Andrew Lavoott Bluestone has been an attorney for 40 years, with a career that spans criminal prosecution, civil litigation and appellate litigation. Mr. Bluestone became an Assistant District Attorney in Kings County in 1978, entered private practice in 1984 and in 1989 opened…

Andrew Lavoott Bluestone has been an attorney for 40 years, with a career that spans criminal prosecution, civil litigation and appellate litigation. Mr. Bluestone became an Assistant District Attorney in Kings County in 1978, entered private practice in 1984 and in 1989 opened his private law office and took his first legal malpractice case.

Since 1989, Bluestone has become a leader in the New York Plaintiff’s Legal Malpractice bar, handling a wide array of plaintiff’s legal malpractice cases arising from catastrophic personal injury, contracts, patents, commercial litigation, securities, matrimonial and custody issues, medical malpractice, insurance, product liability, real estate, landlord-tenant, foreclosures and has defended attorneys in a limited number of legal malpractice cases.

Bluestone also took an academic role in field, publishing the New York Attorney Malpractice Report from 2002-2004.  He started the “New York Attorney Malpractice Blog” in 2004, where he has published more than 4500 entries.

Mr. Bluestone has written 38 scholarly peer-reviewed articles concerning legal malpractice, many in the Outside Counsel column of the New York Law Journal. He has appeared as an Expert witness in multiple legal malpractice litigations.

Mr. Bluestone is an adjunct professor of law at St. John’s University College of Law, teaching Legal Malpractice.  Mr.
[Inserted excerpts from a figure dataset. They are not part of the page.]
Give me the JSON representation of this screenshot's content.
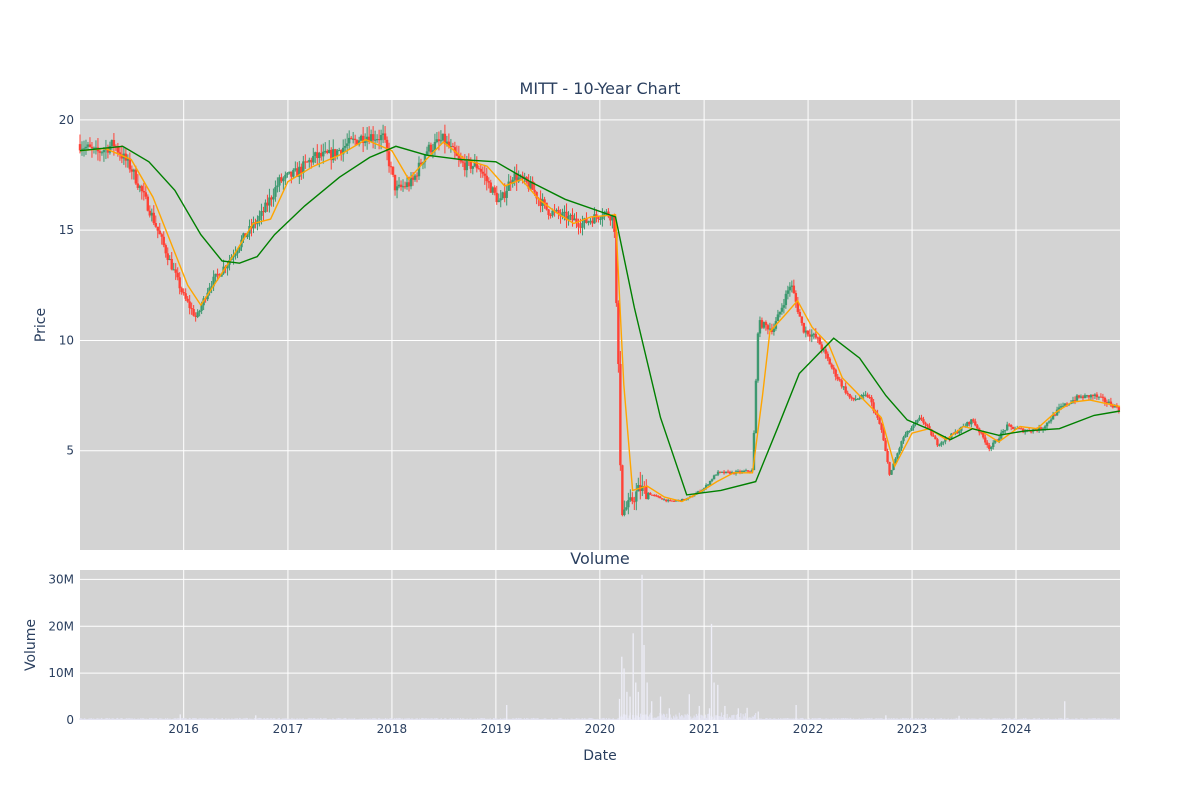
{
  "chart_data": [
    {
      "type": "candlestick",
      "title": "MITT - 10-Year Chart",
      "ylabel": "Price",
      "ylim": [
        0.5,
        20.9
      ],
      "xlim": [
        "2015-01-02",
        "2024-12-31"
      ],
      "grid": true,
      "y_ticks": [
        5,
        10,
        15,
        20
      ],
      "colors": {
        "plot_bg": "#d3d3d3",
        "increasing": "#3d9970",
        "decreasing": "#ff4136",
        "ma_short": "#ffa500",
        "ma_long": "#008000"
      },
      "overlays": [
        {
          "kind": "moving-average-short",
          "color": "#ffa500"
        },
        {
          "kind": "moving-average-long",
          "color": "#008000"
        }
      ],
      "close_series": [
        [
          "2015-01-02",
          18.9
        ],
        [
          "2015-03-01",
          18.5
        ],
        [
          "2015-05-01",
          18.9
        ],
        [
          "2015-07-01",
          17.8
        ],
        [
          "2015-09-01",
          16.0
        ],
        [
          "2015-11-01",
          14.0
        ],
        [
          "2016-01-01",
          12.0
        ],
        [
          "2016-02-15",
          11.0
        ],
        [
          "2016-04-01",
          12.5
        ],
        [
          "2016-06-01",
          13.5
        ],
        [
          "2016-08-01",
          14.7
        ],
        [
          "2016-10-01",
          15.7
        ],
        [
          "2016-12-01",
          17.2
        ],
        [
          "2017-02-01",
          17.6
        ],
        [
          "2017-04-01",
          18.3
        ],
        [
          "2017-06-01",
          18.4
        ],
        [
          "2017-08-01",
          18.9
        ],
        [
          "2017-10-01",
          19.3
        ],
        [
          "2017-12-01",
          19.2
        ],
        [
          "2018-01-15",
          16.8
        ],
        [
          "2018-03-15",
          17.2
        ],
        [
          "2018-05-01",
          18.6
        ],
        [
          "2018-07-01",
          19.1
        ],
        [
          "2018-09-01",
          18.0
        ],
        [
          "2018-11-01",
          17.9
        ],
        [
          "2019-01-15",
          16.2
        ],
        [
          "2019-03-01",
          17.5
        ],
        [
          "2019-05-01",
          17.0
        ],
        [
          "2019-07-01",
          15.9
        ],
        [
          "2019-09-01",
          15.6
        ],
        [
          "2019-11-01",
          15.3
        ],
        [
          "2020-01-15",
          15.8
        ],
        [
          "2020-02-20",
          15.6
        ],
        [
          "2020-03-18",
          2.2
        ],
        [
          "2020-04-15",
          2.6
        ],
        [
          "2020-05-20",
          3.3
        ],
        [
          "2020-07-01",
          3.0
        ],
        [
          "2020-09-01",
          2.7
        ],
        [
          "2020-11-01",
          2.8
        ],
        [
          "2021-01-01",
          3.3
        ],
        [
          "2021-02-15",
          4.0
        ],
        [
          "2021-04-15",
          4.0
        ],
        [
          "2021-06-20",
          4.1
        ],
        [
          "2021-07-10",
          10.8
        ],
        [
          "2021-09-01",
          10.5
        ],
        [
          "2021-11-01",
          12.6
        ],
        [
          "2021-12-15",
          10.5
        ],
        [
          "2022-02-01",
          10.1
        ],
        [
          "2022-04-01",
          8.6
        ],
        [
          "2022-06-01",
          7.3
        ],
        [
          "2022-08-01",
          7.5
        ],
        [
          "2022-09-15",
          6.0
        ],
        [
          "2022-10-15",
          3.9
        ],
        [
          "2022-12-01",
          5.6
        ],
        [
          "2023-02-01",
          6.5
        ],
        [
          "2023-04-01",
          5.3
        ],
        [
          "2023-06-01",
          5.8
        ],
        [
          "2023-08-01",
          6.4
        ],
        [
          "2023-10-01",
          5.1
        ],
        [
          "2023-12-01",
          6.1
        ],
        [
          "2024-02-01",
          5.9
        ],
        [
          "2024-04-01",
          6.0
        ],
        [
          "2024-06-01",
          6.9
        ],
        [
          "2024-08-01",
          7.4
        ],
        [
          "2024-10-01",
          7.5
        ],
        [
          "2024-12-31",
          6.9
        ]
      ],
      "ma_short_series": [
        [
          "2015-01-02",
          18.6
        ],
        [
          "2015-04-01",
          18.7
        ],
        [
          "2015-07-01",
          18.2
        ],
        [
          "2015-09-15",
          16.5
        ],
        [
          "2015-11-15",
          14.5
        ],
        [
          "2016-01-15",
          12.5
        ],
        [
          "2016-03-01",
          11.6
        ],
        [
          "2016-05-01",
          12.8
        ],
        [
          "2016-07-01",
          14.0
        ],
        [
          "2016-09-01",
          15.3
        ],
        [
          "2016-11-01",
          15.5
        ],
        [
          "2017-01-01",
          17.2
        ],
        [
          "2017-04-01",
          17.9
        ],
        [
          "2017-07-01",
          18.4
        ],
        [
          "2017-10-01",
          19.1
        ],
        [
          "2018-01-01",
          18.6
        ],
        [
          "2018-03-01",
          17.3
        ],
        [
          "2018-05-01",
          18.2
        ],
        [
          "2018-07-01",
          19.0
        ],
        [
          "2018-09-15",
          18.2
        ],
        [
          "2018-12-01",
          17.9
        ],
        [
          "2019-02-01",
          17.0
        ],
        [
          "2019-04-01",
          17.3
        ],
        [
          "2019-06-01",
          16.4
        ],
        [
          "2019-08-01",
          15.8
        ],
        [
          "2019-10-01",
          15.3
        ],
        [
          "2019-12-01",
          15.6
        ],
        [
          "2020-02-25",
          15.7
        ],
        [
          "2020-03-25",
          8.0
        ],
        [
          "2020-04-25",
          3.2
        ],
        [
          "2020-06-15",
          3.4
        ],
        [
          "2020-08-15",
          2.9
        ],
        [
          "2020-10-15",
          2.7
        ],
        [
          "2020-12-15",
          3.1
        ],
        [
          "2021-02-15",
          3.6
        ],
        [
          "2021-04-15",
          4.0
        ],
        [
          "2021-06-20",
          4.0
        ],
        [
          "2021-07-25",
          7.5
        ],
        [
          "2021-08-20",
          10.4
        ],
        [
          "2021-10-15",
          11.2
        ],
        [
          "2021-11-25",
          11.8
        ],
        [
          "2022-01-15",
          10.6
        ],
        [
          "2022-03-15",
          9.8
        ],
        [
          "2022-05-01",
          8.3
        ],
        [
          "2022-07-01",
          7.5
        ],
        [
          "2022-09-15",
          6.5
        ],
        [
          "2022-11-01",
          4.3
        ],
        [
          "2023-01-01",
          5.8
        ],
        [
          "2023-03-01",
          6.0
        ],
        [
          "2023-05-01",
          5.5
        ],
        [
          "2023-07-01",
          6.1
        ],
        [
          "2023-09-01",
          5.9
        ],
        [
          "2023-11-01",
          5.4
        ],
        [
          "2024-01-15",
          6.1
        ],
        [
          "2024-03-15",
          6.0
        ],
        [
          "2024-05-15",
          6.7
        ],
        [
          "2024-07-15",
          7.2
        ],
        [
          "2024-09-15",
          7.3
        ],
        [
          "2024-12-31",
          7.0
        ]
      ],
      "ma_long_series": [
        [
          "2015-01-02",
          18.6
        ],
        [
          "2015-06-01",
          18.8
        ],
        [
          "2015-09-01",
          18.1
        ],
        [
          "2015-12-01",
          16.8
        ],
        [
          "2016-03-01",
          14.8
        ],
        [
          "2016-05-15",
          13.6
        ],
        [
          "2016-07-15",
          13.5
        ],
        [
          "2016-09-15",
          13.8
        ],
        [
          "2016-11-15",
          14.8
        ],
        [
          "2017-03-01",
          16.1
        ],
        [
          "2017-07-01",
          17.4
        ],
        [
          "2017-10-15",
          18.3
        ],
        [
          "2018-01-15",
          18.8
        ],
        [
          "2018-05-01",
          18.4
        ],
        [
          "2018-09-01",
          18.2
        ],
        [
          "2019-01-01",
          18.1
        ],
        [
          "2019-05-01",
          17.2
        ],
        [
          "2019-09-01",
          16.4
        ],
        [
          "2020-02-25",
          15.6
        ],
        [
          "2020-05-01",
          11.5
        ],
        [
          "2020-08-01",
          6.5
        ],
        [
          "2020-11-01",
          3.0
        ],
        [
          "2021-03-01",
          3.2
        ],
        [
          "2021-07-01",
          3.6
        ],
        [
          "2021-09-15",
          6.0
        ],
        [
          "2021-12-01",
          8.5
        ],
        [
          "2022-04-01",
          10.1
        ],
        [
          "2022-07-01",
          9.2
        ],
        [
          "2022-10-01",
          7.5
        ],
        [
          "2022-12-15",
          6.4
        ],
        [
          "2023-03-15",
          5.9
        ],
        [
          "2023-05-15",
          5.5
        ],
        [
          "2023-08-01",
          6.0
        ],
        [
          "2023-11-01",
          5.7
        ],
        [
          "2024-02-01",
          5.9
        ],
        [
          "2024-06-01",
          6.0
        ],
        [
          "2024-10-01",
          6.6
        ],
        [
          "2024-12-31",
          6.8
        ]
      ]
    },
    {
      "type": "bar",
      "title": "Volume",
      "ylabel": "Volume",
      "xlabel": "Date",
      "ylim": [
        0,
        32000000
      ],
      "y_ticks": [
        0,
        10000000,
        20000000,
        30000000
      ],
      "y_tick_labels": [
        "0",
        "10M",
        "20M",
        "30M"
      ],
      "x_tick_labels": [
        "2016",
        "2017",
        "2018",
        "2019",
        "2020",
        "2021",
        "2022",
        "2023",
        "2024"
      ],
      "grid": true,
      "colors": {
        "plot_bg": "#d3d3d3",
        "bar": "#e3e3f1"
      },
      "baseline_volume": 300000,
      "spikes": [
        [
          "2015-12-20",
          1200000
        ],
        [
          "2016-09-10",
          1000000
        ],
        [
          "2019-02-08",
          3200000
        ],
        [
          "2020-03-10",
          4500000
        ],
        [
          "2020-03-18",
          13500000
        ],
        [
          "2020-03-26",
          11000000
        ],
        [
          "2020-04-05",
          6000000
        ],
        [
          "2020-04-16",
          5000000
        ],
        [
          "2020-04-27",
          18500000
        ],
        [
          "2020-05-06",
          8000000
        ],
        [
          "2020-05-15",
          6000000
        ],
        [
          "2020-05-28",
          31000000
        ],
        [
          "2020-06-04",
          16000000
        ],
        [
          "2020-06-15",
          8000000
        ],
        [
          "2020-07-01",
          4000000
        ],
        [
          "2020-08-01",
          5000000
        ],
        [
          "2020-09-01",
          2500000
        ],
        [
          "2020-11-10",
          5500000
        ],
        [
          "2020-12-15",
          3000000
        ],
        [
          "2021-01-20",
          2500000
        ],
        [
          "2021-01-27",
          20500000
        ],
        [
          "2021-02-05",
          8000000
        ],
        [
          "2021-02-18",
          7500000
        ],
        [
          "2021-03-15",
          3000000
        ],
        [
          "2021-05-01",
          2500000
        ],
        [
          "2021-06-01",
          2600000
        ],
        [
          "2021-07-10",
          1800000
        ],
        [
          "2021-11-20",
          3200000
        ],
        [
          "2022-10-01",
          1000000
        ],
        [
          "2023-06-15",
          900000
        ],
        [
          "2024-06-20",
          4000000
        ]
      ]
    }
  ]
}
Bluestone has argued legal malpractice cases in the Second Circuit, in the New York State Court of Appeals, each of the four New York Appellate Divisions, in all four of  the U.S. District Courts of New York and in Supreme Courts all over the state.  He has also been admitted pro haec vice in the states of Connecticut, New Jersey and Florida and was formally admitted to the US District Court of Connecticut and to its Bankruptcy Court all for legal malpractice matters. He has been retained by U.S. Trustees in legal malpractice cases from Bankruptcy Courts, and has represented municipalities, insurance companies, hedge funds, communications companies and international manufacturing firms. Mr. Bluestone regularly lectures in CLEs on legal malpractice.

Based upon his professional experience Bluestone was named a Diplomate and was Board Certified by the American Board of Professional Liability Attorneys in 2008 in Legal Malpractice. He remains Board Certified.  He was admitted to The Best Lawyers in America from 2012-2019.  He has been featured in Who’s Who in Law since 1993.
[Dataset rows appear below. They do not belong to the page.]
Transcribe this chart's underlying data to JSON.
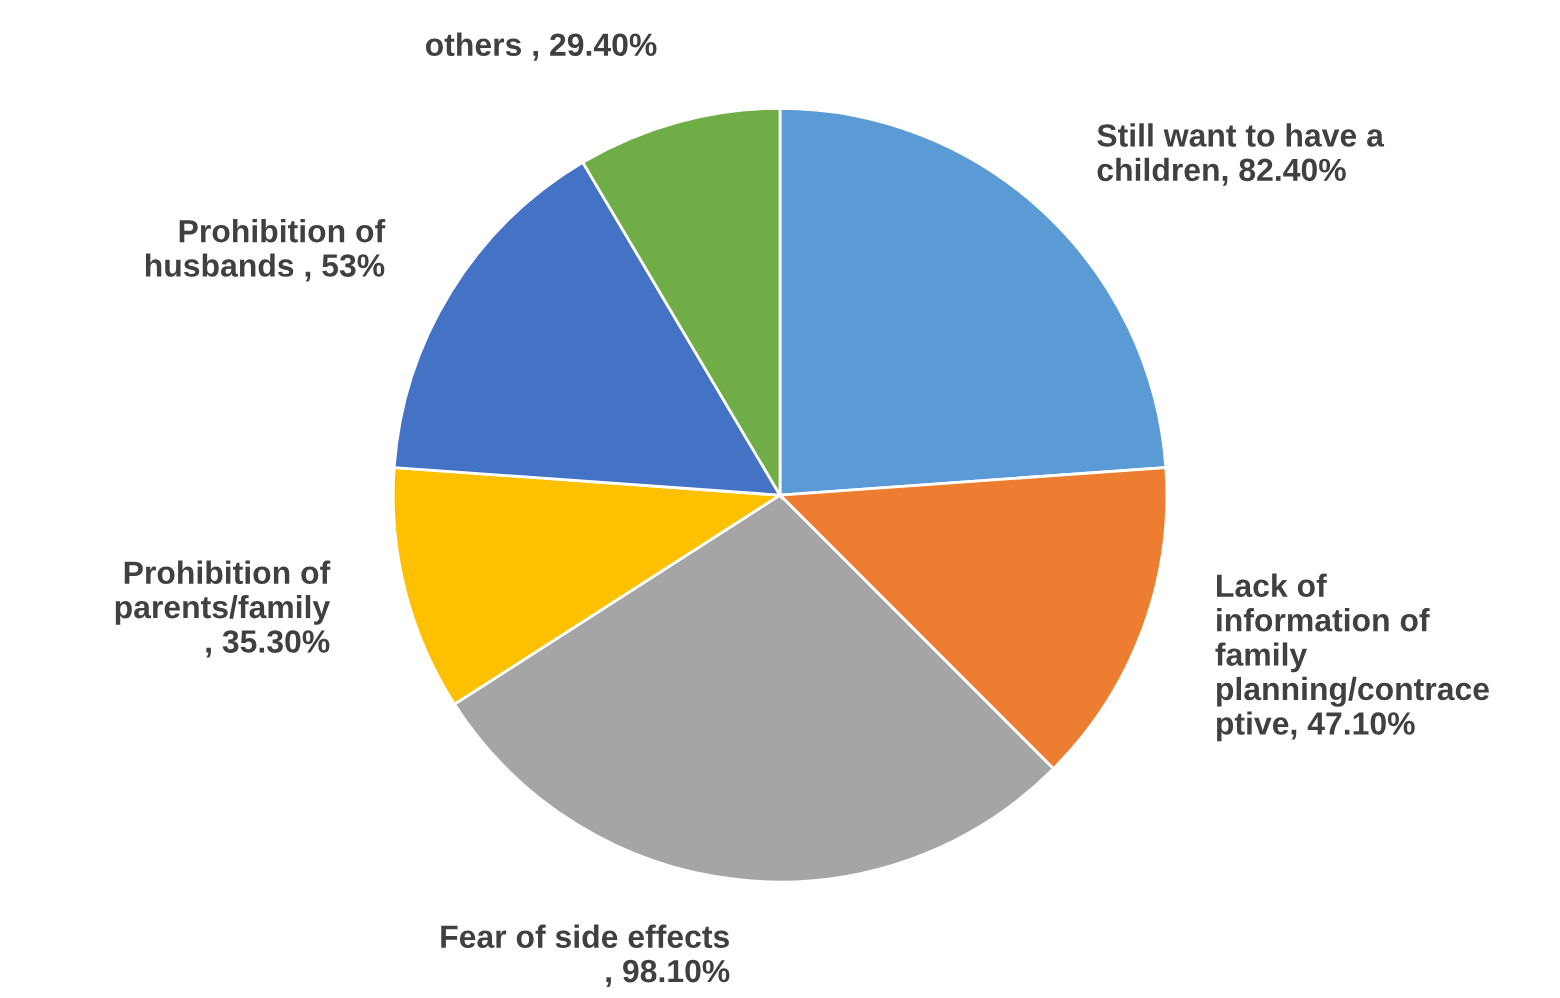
{
  "chart_data": {
    "type": "pie",
    "categories": [
      "Still want to have a\nchildren",
      "Lack of\ninformation of\nfamily\nplanning/contrace\nptive",
      "Fear of side effects\n",
      "Prohibition of\nparents/family\n",
      "Prohibition of\nhusbands ",
      "others "
    ],
    "values": [
      82.4,
      47.1,
      98.1,
      35.3,
      53,
      29.4
    ],
    "value_labels": [
      ", 82.40%",
      ", 47.10%",
      ", 98.10%",
      ", 35.30%",
      ", 53%",
      ", 29.40%"
    ],
    "colors": [
      "#5b9bd5",
      "#ed7d31",
      "#a5a5a5",
      "#ffc000",
      "#4472c4",
      "#70ad47"
    ],
    "legend": false
  }
}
In the last years, Mr. Bluestone has been featured for two particularly noteworthy legal malpractice cases.  The first was a settlement of an $11.9 million dollar default legal malpractice case of Yeo v. Kasowitz, Benson, Torres & Friedman which was reported in the NYLJ on August 15, 2016. Most recently, Mr. Bluestone obtained a rare plaintiff’s verdict in a legal malpractice case on behalf of the City of White Plains v. Joseph Maria, reported in the NYLJ on February 14, 2017. It was the sole legal malpractice jury verdict in the State of New York for 2017.

Bluestone has been at the forefront of the development of legal malpractice principles and has contributed case law decisions, writing and lecturing which have been recognized by his peers.  He is regularly mentioned in academic writing, and his past cases are often cited in current legal malpractice decisions. He is recognized for his ample writings on Judiciary Law § 487, a 850 year old statute deriving from England which relates to attorney deceit.